Today was the first time that, while I was with them, Loopa lay down and closed her eyes, contentedly chewing her cud. It was wonderful, and peaceful. I love both my girls- they are like night and day.

Meghan


----------



## MissMM (Oct 22, 2007)

I'm watching this thread with great interest too..... I've got three new goaties that are 6 mo. old & wilder than your everage feral cat. I've been sitting with them about 20 minutes a day for 3 weeks now. The buck & wether: Stinkybutt & Chance (in a pen where they can hear but not see the other goaties) are coming along OK. They're eating from my hand now, but still very shy if I try to pet them for more than half a second. 

Hope, on the other hand, wants nothing to do with me. She's in a pen by herself (wasn't supposed to be that way, but the other doeling I bought died in transit). She can see the other "older girls" but cannot reach them. She will not approach me at all no matter how long I sit there, nor how many animal crackers I throw her - she loves them but won't touch them if I put the cracker within arms reach. 

I tried putting Hope in with the other girls briefly (they are 2 years old now) and they all ganged up on her - head butting her so hard she fell over. I quickly got her back in the pen by herself, but she still won't let me touch her...... :hair: 

any suggestions?


----------



## Amy Goatress (Oct 2, 2008)

I agree with everyone here, we had a wild doe and now she's practically in our laps wanting pets ( she's 75% Nubian ), her most favorite treat was horse treats though, they loved the peppermint flavored ones though, actually all the goats like the horse treats especially the ones we are trying to tame and the ones that were bottle babies or already sweeties love them, they practically try and eat our fingers or if they know we had them in our coat pockets too.


----------



## Amos (Oct 2, 2008)

"they practically try and eat our fingers or if they know we had them in our coat pockets too."

Lol!
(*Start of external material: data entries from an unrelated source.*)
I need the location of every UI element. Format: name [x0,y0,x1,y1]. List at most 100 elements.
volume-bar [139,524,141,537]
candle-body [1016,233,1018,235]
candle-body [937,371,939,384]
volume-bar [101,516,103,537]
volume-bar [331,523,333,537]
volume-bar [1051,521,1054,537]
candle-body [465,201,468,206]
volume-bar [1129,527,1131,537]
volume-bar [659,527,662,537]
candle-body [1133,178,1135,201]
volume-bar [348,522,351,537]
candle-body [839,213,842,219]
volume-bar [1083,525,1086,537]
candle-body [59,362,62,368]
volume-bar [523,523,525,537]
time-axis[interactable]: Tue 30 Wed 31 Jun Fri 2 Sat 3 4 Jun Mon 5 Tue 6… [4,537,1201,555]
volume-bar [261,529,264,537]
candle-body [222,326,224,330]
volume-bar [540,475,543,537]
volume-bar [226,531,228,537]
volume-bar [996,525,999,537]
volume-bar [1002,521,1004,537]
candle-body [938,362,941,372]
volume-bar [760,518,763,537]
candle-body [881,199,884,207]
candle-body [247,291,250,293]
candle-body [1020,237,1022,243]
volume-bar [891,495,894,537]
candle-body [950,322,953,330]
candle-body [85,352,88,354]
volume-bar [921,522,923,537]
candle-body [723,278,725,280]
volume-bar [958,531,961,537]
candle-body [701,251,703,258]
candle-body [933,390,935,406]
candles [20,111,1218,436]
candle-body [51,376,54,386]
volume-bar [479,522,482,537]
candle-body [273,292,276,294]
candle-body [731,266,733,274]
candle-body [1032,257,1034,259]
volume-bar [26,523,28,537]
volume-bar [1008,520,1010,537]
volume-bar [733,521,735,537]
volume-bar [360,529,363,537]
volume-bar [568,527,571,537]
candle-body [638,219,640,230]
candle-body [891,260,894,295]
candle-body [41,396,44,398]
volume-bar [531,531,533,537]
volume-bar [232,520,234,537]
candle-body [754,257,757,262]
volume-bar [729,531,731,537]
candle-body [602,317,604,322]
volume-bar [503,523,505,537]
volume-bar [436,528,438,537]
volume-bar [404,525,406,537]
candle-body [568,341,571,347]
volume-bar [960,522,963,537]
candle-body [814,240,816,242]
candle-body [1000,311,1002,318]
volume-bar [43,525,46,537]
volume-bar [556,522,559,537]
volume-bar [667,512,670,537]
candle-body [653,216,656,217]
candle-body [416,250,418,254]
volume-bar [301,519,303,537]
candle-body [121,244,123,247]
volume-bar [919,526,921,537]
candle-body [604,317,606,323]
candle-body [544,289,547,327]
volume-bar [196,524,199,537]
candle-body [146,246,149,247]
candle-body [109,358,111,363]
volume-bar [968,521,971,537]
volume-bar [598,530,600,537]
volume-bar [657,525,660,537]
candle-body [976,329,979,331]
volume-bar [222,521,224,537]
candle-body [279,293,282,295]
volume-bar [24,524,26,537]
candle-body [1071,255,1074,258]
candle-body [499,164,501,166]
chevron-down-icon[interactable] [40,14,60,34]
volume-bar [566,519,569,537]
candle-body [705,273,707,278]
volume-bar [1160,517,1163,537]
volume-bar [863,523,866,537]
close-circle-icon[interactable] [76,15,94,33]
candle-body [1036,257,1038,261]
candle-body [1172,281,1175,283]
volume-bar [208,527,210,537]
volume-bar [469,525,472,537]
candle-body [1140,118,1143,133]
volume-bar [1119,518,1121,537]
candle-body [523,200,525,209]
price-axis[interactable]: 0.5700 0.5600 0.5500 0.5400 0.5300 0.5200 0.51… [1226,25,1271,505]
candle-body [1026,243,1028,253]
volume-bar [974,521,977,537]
So do ours, and they love the peppermint horse kind too, we give them some after vacc and hoof trimming. 
But as for our donkey, he would actually eat my fingers thinking they are the snack though.


----------



## sparks879 (Oct 17, 2007)

i have had three un catchable goats, the first was cally she was extremly wild, she had to drag a lunge line around with her for six months. that way i could catch her when i needed to. But for the most part i would catch her and rub her all over and talk to her until she quite cowering then i would let her go. Taking her to a show made a huge difference. she cowered in the back of her pen. By the ed of the three days she was practically climbing out wanting people to pet her. Juju was the same way. Chrome was a little tougher. she comes to me when SHE wants to now. but if i want to catch her she doesnt want anything to do with me. 
Like others have said treats lots of time spent out there. Sing to her or talk to her to get her used to your voice. tell her a stry or how your day was. 
beth


----------